The key role in cardiac MRI plays in assessing the structure and function of the myocardium, including in cases of known or unknown infection caused by SARS-CoV-2. Moreover, in SARS-CoV-2-associated myocarditis, the MRI protocol should include T1 and T2 and the mapping 3D sequence for assessing the coronary arteries in order to diagnose possible dilatation or ectasia of the coronary arteries in the proximal or middle segments.

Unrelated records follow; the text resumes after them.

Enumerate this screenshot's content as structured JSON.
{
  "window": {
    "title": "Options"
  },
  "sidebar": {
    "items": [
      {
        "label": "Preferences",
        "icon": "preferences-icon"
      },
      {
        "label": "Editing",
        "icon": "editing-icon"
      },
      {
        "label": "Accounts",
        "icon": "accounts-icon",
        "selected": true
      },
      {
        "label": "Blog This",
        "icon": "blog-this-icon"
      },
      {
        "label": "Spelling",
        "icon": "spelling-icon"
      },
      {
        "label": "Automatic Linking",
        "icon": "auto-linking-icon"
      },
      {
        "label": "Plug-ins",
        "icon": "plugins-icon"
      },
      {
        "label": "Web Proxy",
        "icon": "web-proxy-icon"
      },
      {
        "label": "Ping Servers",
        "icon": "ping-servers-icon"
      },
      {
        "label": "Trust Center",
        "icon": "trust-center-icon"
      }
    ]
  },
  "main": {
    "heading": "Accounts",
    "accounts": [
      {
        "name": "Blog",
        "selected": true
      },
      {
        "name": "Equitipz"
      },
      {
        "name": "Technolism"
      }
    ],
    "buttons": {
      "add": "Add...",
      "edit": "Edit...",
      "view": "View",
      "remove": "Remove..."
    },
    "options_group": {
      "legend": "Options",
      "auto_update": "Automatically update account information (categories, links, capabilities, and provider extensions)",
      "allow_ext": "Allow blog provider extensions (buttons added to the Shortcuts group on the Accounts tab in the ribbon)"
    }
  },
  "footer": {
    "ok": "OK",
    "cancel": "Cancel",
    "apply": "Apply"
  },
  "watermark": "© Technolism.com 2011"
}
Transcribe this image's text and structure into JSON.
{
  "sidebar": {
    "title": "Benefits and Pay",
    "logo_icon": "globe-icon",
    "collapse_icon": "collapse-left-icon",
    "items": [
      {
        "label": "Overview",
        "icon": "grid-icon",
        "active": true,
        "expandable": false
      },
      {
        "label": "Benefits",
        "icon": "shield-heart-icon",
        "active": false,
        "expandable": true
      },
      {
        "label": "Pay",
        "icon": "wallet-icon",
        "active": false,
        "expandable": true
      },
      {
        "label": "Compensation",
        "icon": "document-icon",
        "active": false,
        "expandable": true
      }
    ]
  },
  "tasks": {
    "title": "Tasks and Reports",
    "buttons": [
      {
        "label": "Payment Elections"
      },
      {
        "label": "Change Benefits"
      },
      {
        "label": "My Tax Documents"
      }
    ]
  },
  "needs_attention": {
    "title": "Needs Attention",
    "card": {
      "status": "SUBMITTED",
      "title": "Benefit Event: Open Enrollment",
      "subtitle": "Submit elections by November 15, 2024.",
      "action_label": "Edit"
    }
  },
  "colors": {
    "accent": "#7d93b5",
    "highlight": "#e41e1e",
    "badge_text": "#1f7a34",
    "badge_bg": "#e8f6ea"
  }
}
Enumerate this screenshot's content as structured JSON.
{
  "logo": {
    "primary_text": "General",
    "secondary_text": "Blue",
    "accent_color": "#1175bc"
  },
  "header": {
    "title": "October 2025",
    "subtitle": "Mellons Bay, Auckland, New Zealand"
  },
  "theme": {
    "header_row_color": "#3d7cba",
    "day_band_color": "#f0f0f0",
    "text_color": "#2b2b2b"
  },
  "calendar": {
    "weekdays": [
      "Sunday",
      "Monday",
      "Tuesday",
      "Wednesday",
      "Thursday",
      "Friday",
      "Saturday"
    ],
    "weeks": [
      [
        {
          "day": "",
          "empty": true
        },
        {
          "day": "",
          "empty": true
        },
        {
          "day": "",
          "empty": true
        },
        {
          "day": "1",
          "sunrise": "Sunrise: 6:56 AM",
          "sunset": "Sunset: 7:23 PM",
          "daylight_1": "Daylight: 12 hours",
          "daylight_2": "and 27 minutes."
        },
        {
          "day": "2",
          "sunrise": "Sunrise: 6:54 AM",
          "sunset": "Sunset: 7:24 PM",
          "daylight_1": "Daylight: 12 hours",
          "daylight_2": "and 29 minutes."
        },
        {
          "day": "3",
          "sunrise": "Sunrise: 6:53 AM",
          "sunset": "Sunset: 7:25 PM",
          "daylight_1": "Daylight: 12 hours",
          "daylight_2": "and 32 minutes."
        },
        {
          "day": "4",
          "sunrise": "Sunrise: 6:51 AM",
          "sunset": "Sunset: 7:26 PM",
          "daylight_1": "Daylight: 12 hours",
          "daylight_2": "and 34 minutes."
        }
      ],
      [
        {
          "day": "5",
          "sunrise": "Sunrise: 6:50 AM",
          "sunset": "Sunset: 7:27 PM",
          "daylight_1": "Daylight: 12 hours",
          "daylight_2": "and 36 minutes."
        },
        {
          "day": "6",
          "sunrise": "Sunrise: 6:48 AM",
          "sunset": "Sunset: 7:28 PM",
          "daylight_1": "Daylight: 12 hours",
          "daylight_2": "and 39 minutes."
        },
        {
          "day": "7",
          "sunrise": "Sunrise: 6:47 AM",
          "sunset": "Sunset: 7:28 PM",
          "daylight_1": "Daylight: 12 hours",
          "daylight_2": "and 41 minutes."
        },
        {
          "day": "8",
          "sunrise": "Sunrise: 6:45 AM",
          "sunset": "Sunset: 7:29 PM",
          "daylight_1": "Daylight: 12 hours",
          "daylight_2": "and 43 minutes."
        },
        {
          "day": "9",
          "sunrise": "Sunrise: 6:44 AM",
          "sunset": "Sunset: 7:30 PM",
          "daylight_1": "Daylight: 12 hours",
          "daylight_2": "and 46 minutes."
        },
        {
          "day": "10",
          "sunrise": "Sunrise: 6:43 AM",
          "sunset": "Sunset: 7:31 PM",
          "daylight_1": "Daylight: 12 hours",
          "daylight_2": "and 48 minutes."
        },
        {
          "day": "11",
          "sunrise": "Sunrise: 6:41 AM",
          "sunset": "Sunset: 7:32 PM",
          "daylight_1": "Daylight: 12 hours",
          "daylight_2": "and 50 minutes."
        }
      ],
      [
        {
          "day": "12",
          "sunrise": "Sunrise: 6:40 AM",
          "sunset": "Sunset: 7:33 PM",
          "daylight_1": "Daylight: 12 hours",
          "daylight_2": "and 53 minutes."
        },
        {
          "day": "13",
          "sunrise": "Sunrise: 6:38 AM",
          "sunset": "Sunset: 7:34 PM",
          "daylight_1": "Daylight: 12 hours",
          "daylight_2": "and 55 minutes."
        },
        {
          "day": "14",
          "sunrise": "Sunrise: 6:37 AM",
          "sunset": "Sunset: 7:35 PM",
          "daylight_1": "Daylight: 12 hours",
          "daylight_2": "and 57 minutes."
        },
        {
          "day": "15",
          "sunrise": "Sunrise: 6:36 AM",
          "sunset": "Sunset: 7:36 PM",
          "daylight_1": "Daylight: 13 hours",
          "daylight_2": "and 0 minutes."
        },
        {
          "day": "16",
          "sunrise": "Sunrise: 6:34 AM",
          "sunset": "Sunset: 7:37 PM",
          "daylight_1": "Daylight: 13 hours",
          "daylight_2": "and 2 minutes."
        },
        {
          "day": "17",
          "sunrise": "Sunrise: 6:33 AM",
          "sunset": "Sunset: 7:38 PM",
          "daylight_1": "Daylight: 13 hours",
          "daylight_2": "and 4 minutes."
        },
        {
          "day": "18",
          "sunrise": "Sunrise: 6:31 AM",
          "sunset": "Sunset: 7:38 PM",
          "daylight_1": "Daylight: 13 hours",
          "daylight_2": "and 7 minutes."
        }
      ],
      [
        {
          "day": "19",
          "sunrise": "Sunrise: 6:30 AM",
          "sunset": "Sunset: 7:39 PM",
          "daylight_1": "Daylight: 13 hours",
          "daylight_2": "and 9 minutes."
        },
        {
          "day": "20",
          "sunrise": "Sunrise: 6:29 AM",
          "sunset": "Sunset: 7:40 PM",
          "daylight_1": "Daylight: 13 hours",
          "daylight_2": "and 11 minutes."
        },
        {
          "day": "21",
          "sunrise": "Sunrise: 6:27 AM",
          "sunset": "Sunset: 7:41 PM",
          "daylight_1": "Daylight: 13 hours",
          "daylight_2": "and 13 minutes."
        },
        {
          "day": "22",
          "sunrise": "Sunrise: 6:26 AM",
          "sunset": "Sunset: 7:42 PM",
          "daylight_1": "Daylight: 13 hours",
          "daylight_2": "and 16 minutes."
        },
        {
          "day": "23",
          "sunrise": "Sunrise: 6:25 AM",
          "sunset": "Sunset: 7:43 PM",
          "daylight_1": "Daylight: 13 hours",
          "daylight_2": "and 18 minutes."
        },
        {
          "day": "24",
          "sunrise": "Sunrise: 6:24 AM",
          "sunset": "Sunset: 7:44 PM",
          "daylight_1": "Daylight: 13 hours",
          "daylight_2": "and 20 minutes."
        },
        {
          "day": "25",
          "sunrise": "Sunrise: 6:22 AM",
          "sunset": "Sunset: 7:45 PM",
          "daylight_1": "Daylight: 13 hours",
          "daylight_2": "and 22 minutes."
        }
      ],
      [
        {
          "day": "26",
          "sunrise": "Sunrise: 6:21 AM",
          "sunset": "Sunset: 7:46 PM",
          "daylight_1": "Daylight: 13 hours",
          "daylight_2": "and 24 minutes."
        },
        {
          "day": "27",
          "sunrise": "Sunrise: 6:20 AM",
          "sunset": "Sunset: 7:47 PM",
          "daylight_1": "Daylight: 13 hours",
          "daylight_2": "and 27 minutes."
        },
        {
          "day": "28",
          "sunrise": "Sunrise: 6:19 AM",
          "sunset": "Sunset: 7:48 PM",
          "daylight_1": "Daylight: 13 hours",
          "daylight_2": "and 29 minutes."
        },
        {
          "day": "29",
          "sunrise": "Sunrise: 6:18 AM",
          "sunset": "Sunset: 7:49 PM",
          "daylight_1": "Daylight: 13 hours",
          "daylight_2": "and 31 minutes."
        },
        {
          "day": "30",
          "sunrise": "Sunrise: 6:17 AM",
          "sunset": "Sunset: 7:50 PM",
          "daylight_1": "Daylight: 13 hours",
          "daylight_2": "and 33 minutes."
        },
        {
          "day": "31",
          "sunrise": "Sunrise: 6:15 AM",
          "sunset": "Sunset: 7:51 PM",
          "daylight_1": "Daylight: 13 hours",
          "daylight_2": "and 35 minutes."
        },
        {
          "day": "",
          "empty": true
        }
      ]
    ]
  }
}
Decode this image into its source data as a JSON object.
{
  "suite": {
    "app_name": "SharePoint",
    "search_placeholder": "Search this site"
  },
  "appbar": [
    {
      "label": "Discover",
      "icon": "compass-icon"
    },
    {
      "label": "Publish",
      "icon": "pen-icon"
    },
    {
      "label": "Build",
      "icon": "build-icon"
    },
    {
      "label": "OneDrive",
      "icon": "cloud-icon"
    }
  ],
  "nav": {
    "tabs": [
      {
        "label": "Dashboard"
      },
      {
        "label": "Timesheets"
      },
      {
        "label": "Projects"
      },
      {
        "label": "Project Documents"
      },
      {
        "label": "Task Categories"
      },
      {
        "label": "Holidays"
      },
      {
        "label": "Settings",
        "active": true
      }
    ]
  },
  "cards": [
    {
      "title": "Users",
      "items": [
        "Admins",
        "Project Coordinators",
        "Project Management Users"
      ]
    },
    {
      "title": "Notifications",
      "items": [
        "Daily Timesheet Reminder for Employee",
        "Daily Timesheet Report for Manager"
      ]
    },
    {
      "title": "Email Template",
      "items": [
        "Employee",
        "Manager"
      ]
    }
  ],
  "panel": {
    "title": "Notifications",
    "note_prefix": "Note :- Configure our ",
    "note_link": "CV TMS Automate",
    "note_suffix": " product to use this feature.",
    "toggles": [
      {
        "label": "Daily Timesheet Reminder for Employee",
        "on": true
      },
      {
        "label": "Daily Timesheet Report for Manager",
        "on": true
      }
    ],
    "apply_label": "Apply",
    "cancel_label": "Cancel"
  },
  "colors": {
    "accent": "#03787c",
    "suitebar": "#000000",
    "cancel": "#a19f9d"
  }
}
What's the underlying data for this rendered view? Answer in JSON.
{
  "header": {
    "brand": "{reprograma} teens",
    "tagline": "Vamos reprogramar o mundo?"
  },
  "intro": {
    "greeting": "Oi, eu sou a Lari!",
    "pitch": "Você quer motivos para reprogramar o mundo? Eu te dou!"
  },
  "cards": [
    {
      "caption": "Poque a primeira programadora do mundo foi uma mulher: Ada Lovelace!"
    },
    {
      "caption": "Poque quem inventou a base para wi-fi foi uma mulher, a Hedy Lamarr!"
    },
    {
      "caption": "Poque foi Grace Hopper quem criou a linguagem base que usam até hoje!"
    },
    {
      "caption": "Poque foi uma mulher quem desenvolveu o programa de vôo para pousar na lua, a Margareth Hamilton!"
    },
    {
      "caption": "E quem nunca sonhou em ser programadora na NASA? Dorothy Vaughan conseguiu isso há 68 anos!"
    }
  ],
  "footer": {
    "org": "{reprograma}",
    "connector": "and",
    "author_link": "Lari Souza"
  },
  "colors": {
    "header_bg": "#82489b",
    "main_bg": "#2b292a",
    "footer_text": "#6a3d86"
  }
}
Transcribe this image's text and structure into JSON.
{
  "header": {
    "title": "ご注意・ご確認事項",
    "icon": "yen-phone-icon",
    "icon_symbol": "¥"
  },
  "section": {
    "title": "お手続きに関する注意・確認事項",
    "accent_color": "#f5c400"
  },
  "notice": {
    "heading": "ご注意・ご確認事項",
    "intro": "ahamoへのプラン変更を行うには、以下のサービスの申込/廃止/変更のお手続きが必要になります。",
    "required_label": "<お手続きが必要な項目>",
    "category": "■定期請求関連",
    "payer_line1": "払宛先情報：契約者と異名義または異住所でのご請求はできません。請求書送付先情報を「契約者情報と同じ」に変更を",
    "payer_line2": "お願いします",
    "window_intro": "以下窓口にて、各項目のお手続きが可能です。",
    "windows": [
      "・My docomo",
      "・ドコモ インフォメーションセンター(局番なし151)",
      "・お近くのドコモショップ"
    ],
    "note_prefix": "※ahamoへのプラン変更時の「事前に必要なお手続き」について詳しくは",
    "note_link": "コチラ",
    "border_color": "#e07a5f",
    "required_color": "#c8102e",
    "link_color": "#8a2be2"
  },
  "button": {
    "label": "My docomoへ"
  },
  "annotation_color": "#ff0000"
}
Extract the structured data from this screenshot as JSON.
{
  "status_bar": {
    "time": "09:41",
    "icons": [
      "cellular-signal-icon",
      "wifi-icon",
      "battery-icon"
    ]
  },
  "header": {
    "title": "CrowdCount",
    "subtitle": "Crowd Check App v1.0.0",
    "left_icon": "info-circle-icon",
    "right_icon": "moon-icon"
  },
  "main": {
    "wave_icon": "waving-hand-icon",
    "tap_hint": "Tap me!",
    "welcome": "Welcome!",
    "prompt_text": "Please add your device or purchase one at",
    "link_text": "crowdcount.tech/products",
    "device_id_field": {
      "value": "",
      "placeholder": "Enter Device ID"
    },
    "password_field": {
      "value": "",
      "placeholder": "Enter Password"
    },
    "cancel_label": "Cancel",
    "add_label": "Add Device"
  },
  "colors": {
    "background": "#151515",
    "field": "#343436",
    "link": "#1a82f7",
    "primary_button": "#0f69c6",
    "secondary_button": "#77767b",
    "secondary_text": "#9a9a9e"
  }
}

It should be noted that the MRI picture varies, and the results of cardiac MRI are contradictory. However, in all cases, certain changes have been detected. Diffuse myocardial edema may be seen without signs of replacement fibrosis or focal necrosis, or such changes may be absent, which most likely depends on the stage of the disease during which the study is performed, but left ventricular dysfunction of varying degrees is found. This fact suggests that the variability of the MRI picture depends on the duration of the study. Furthermore, it requires the development of a unified approach to the timing of cardiac MRI and the creation of an examination protocol. The CT of the chest organs is extremely important in diagnosis, due to the fact that, according to EchoCG, coronary artery aneurysms are not diagnosed in half of patients, and their presence is confirmed only according to CT data. Moreover, more than half of the children were found to have ectasia of the coronary arteries and dilatation in a quarter of the examined [36,41,42].

At present, attempts have been made to determine highly sensitive diagnostic and prognostic methods for detecting the involvement of the heart in the pathological process, for example, an elevated troponin level, the evaluation of longitudinal ventricular strain according to echocardiography, and the modification of the MRI criteria have not been successful.

Effective methods for diagnosing heart damage during and after COVID-19 in children have not been determined yet. There is also no complete understanding of the pathophysiological mechanism underlying heart damage during SARS-CoV-2 infection. It is assumed that immune-mediated inflammation in children plays a crucial role in the involvement of the myocardium in the pathological process.

However, the direct damaging effect of the virus also contributes both to the development and aggravation of the clinical picture of the infectious process [68,69]. Long-term follow-ups are needed to fully understand the pathophysiological mechanisms and long-term prognosis in children with a cardiac injury from COVID-19 [68].

There is no doubt that studying and understanding the pathogenetic mechanisms of myocardial injury in children with COVID-19 will help in predicting and identifying patients at increased risk of heart injury, thereby accelerating their early treatment and prevention of complications.